In a significant intervention in the highly-charged race debate, the Prince will say that more young people from ethnic backgrounds should be encouraged to join professions such as architecture.
He is expected to take a lead by promising help to black people wanting to become involved in the Prince's Foundation, created to co-ordinate his interests in the arts, architecture, urban regeneration and building heritage.
The Prince's decision to deliver the first Stephen Lawrence memorial lecture on Thursday is an indication of his concerns about racial tensions following the murder of the teenager and the publication of the Macpherson report into the handling of the investigation.
Mr Lawrence, 19, was studying for his A-levels when he was stabbed to death in a racist attack at a bus stop in south-east London in April 1993. No one has been convicted of his murder.
Prince Charles has been openly critical of the "grievous failings" of the police who investigated the murder. In December he described the killing as "an awful case" and spoke of the "urgent work" needed to prevent similar failings by the police in future.
The Prince, who appointed his first black press secretary last month, has also been critical in the past about the failure of the Armed Forces to recruit more people from the ethnic minorities. In the Eighties, he embarrassed the Ministry of Defence by demanding to know why he never saw a black face among the Guards at Buckingham Palace.
He agreed to deliver the first memorial lecture, which will be given at his foundation's headquarters in Shoreditch, east London, after an appeal from Doreen Lawrence, Mr Lawrence's mother.
The teenager's death highlighted a lack of black architects, who represent only about one per cent of the profession in this country. Before his death, he gained work experience at the office of Arthur Timothy, who was born in Ghana and is now the chairman of the Stephen Lawrence Trust.

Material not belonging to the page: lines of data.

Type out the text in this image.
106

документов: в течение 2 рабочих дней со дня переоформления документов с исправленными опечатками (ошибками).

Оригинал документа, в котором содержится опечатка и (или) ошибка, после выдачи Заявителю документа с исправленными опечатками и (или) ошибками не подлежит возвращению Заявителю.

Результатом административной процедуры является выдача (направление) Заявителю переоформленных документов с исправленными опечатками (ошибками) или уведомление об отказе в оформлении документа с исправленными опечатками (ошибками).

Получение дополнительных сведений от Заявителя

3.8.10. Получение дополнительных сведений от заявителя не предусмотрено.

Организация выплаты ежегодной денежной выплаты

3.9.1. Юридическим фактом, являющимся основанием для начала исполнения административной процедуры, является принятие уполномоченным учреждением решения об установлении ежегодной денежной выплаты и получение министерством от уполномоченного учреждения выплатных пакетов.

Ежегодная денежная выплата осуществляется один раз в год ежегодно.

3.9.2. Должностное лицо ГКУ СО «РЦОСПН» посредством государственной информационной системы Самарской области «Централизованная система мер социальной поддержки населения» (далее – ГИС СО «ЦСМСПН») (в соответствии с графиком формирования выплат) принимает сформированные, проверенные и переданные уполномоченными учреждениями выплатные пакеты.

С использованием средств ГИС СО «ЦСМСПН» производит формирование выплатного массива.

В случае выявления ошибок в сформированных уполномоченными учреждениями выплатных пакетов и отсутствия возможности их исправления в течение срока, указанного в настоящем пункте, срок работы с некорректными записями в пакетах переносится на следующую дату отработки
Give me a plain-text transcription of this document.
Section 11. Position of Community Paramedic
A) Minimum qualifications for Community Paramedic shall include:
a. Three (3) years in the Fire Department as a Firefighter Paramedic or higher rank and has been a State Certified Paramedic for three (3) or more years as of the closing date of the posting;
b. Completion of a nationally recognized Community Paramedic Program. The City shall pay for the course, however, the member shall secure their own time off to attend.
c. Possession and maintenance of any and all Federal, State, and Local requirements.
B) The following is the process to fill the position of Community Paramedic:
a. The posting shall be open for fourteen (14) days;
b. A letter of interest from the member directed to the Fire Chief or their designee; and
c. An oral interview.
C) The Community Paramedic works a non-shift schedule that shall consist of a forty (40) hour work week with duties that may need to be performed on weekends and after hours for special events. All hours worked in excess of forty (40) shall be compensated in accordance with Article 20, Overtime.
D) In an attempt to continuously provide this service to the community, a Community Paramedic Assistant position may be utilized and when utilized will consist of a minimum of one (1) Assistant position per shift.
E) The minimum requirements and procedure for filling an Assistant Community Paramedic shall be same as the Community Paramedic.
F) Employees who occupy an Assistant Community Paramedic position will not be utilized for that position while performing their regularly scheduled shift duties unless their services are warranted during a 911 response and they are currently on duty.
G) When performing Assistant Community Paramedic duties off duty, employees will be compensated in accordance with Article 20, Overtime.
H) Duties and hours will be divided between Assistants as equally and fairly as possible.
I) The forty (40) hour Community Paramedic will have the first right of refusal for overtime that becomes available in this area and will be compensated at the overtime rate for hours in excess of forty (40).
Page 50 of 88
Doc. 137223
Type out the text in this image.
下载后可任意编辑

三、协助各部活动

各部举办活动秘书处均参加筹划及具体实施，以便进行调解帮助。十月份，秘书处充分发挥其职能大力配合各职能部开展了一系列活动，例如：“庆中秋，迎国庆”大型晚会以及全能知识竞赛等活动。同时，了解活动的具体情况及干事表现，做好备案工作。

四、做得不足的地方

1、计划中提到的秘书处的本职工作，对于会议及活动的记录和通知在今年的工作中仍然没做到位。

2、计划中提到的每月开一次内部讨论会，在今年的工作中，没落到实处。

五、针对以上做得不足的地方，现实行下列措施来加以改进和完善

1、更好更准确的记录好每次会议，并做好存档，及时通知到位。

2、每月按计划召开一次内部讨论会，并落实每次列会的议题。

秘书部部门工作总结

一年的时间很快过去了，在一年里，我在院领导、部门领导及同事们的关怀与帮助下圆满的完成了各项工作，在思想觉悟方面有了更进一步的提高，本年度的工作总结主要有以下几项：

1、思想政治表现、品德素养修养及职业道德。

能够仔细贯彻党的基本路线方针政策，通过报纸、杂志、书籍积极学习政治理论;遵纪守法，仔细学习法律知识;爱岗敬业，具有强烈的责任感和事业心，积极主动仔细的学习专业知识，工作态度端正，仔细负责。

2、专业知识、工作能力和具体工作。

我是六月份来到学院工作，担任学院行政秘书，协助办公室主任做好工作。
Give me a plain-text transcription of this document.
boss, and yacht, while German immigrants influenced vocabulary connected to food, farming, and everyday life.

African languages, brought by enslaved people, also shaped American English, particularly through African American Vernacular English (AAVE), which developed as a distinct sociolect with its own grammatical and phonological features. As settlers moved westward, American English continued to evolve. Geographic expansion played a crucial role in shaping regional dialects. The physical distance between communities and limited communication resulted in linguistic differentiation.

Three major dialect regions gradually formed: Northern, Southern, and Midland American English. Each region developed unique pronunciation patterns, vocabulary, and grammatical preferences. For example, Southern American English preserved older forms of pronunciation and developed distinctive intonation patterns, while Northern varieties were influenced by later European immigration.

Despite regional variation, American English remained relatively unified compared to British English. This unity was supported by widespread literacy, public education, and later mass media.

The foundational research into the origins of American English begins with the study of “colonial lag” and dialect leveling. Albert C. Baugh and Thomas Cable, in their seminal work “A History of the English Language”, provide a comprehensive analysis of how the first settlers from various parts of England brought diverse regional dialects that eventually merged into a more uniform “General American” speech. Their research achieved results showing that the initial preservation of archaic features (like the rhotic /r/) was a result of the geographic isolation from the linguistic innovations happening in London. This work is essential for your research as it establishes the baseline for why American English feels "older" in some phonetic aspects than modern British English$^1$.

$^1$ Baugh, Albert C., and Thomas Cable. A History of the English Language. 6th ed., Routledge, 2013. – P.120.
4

Since his murder, the Royal Institute of British Architects and the Architectural Association have launched scholarships and raised bursaries to fund black students through the five expensive years of basic architectural education.
Prince Charles is expected to urge architects and other professionals to do even more. He will also pay tribute to Mr Lawrence's parents who set up the trust in 1998. The lecture will be introduced by Jon Snow, the Channel 4 journalist and newsreader and another member of the trust.